Historic house in Maryland, United States

Todd Farmhouse is a historic home located at Fort Howard, Baltimore County, Maryland, United States. It is a 2 1/2-story, brick dwelling that is three bays in width. Although initially of a Federal architecture inspired plan, later Italianate alterations dominate its present exterior appearance. It features a steeply pitched gable roof. Also on the property are several farm buildings and a family cemetery.

==History==
In 1664, Thomas Todd made the first purchase of land in what would become over 1000 acres of Baltimore County, MD. During the War of 1812, the house, which overlooks Shallow Creek and the Chesapeake Bay, was used by the Todd family as a lookout point to observe the approaching British Fleet. When troops were spotted coming ashore, family members would sound an alarm. As they withdrew from Baltimore on September 14, 1814, following the Battle of North Point, the British burned the house in retaliation. The Todd farmhouse was one of the few private properties burned by the British.

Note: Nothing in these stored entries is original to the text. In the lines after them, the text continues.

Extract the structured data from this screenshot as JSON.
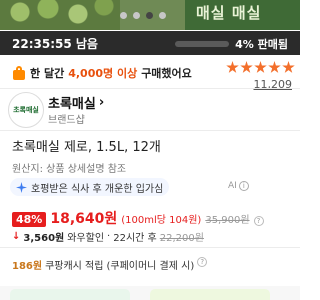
{
  "banner": {
    "text": "매실 매실",
    "carousel_dots": 4,
    "active_dot": 3
  },
  "timer": {
    "countdown": "22:35:55 남음",
    "sold_label": "4% 판매됨",
    "sold_fraction": 0.04
  },
  "social_proof": {
    "icon": "shopping-bag-icon",
    "prefix": "한 달간",
    "count": "4,000명 이상",
    "suffix": "구매했어요"
  },
  "rating": {
    "stars": 5,
    "review_count": "11,209"
  },
  "brand": {
    "logo_text": "초록매실",
    "name": "초록매실",
    "chevron": "›",
    "sub": "브랜드샵"
  },
  "product": {
    "title": "초록매실 제로, 1.5L, 12개",
    "origin": "원산지: 상품 상세설명 참조"
  },
  "ai_summary": {
    "icon": "sparkle-icon",
    "text": "호평받은 식사 후 개운한 입가심",
    "tag": "AI",
    "info_icon": "i"
  },
  "price": {
    "discount": "48%",
    "value": "18,640원",
    "unit_price": "(100ml당 104원)",
    "original": "35,900원",
    "q": "?"
  },
  "wow": {
    "arrow": "↓",
    "amount": "3,560원",
    "label": "와우할인",
    "separator": "·",
    "period": "22시간 후",
    "original": "22,200원"
  },
  "cash": {
    "amount": "186원",
    "label": "쿠팡캐시 적립",
    "note": "(쿠페이머니 결제 시)",
    "q": "?"
  },
  "colors": {
    "accent_red": "#e61e1e",
    "star_orange": "#f36f2b",
    "cash_gold": "#c9771c",
    "highlight_orange": "#e8500d"
  }
}
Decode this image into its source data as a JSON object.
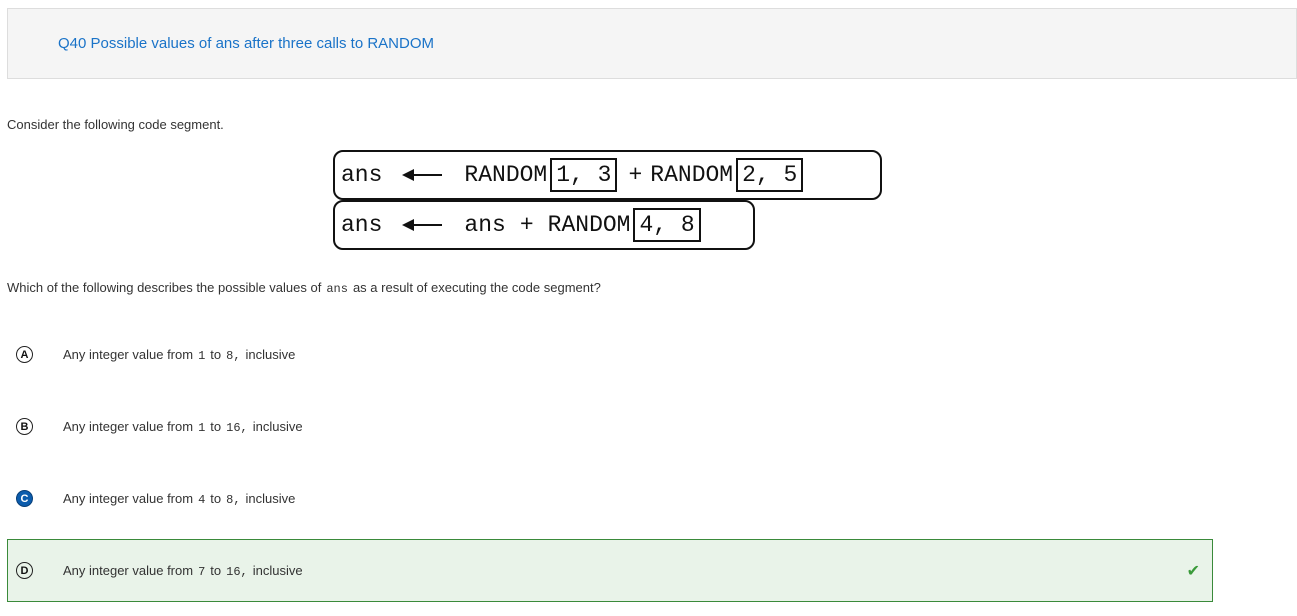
{
  "header": {
    "title": "Q40 Possible values of ans after three calls to RANDOM"
  },
  "intro": "Consider the following code segment.",
  "code": {
    "line1": {
      "var": "ans",
      "call1": "RANDOM",
      "args1": "1, 3",
      "op": "+",
      "call2": "RANDOM",
      "args2": "2, 5"
    },
    "line2": {
      "var": "ans",
      "expr": "ans",
      "op": "+",
      "call": "RANDOM",
      "args": "4, 8"
    }
  },
  "question": {
    "before": "Which of the following describes the possible values of",
    "code": "ans",
    "after": "as a result of executing the code segment?"
  },
  "options": [
    {
      "letter": "A",
      "prefix": "Any integer value from",
      "low": "1",
      "to": "to",
      "high": "8,",
      "suffix": "inclusive"
    },
    {
      "letter": "B",
      "prefix": "Any integer value from",
      "low": "1",
      "to": "to",
      "high": "16,",
      "suffix": "inclusive"
    },
    {
      "letter": "C",
      "prefix": "Any integer value from",
      "low": "4",
      "to": "to",
      "high": "8,",
      "suffix": "inclusive"
    },
    {
      "letter": "D",
      "prefix": "Any integer value from",
      "low": "7",
      "to": "to",
      "high": "16,",
      "suffix": "inclusive"
    }
  ],
  "selected": "C",
  "correct": "D"
}
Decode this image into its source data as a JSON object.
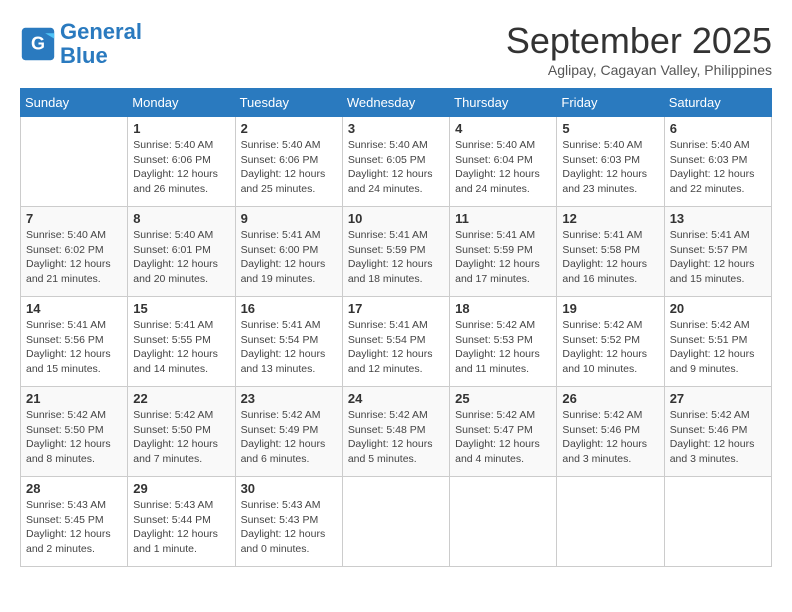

The house was rebuilt in 1816 and remodeled in 1867. The Todd family owned the property until the early 1970s, when it was purchased by Mr. Elmer H. Cook, a teacher and historian who grew up in the Fort Howard area. After his death in 1996, the house stood vacant and was vandalized. It underwent further renovations in 2009, and was opened to the public as part of the annual Defenders Day celebrations held in September.

The Todd House is owned by the State of Maryland and overseen by the Maryland Department of Natural Resources. An all-volunteer group, Todd's Inheritance Historic Site, Inc., is responsible for daily operations.

The Todd Farmhouse was listed on the National Register of Historic Places in 1973.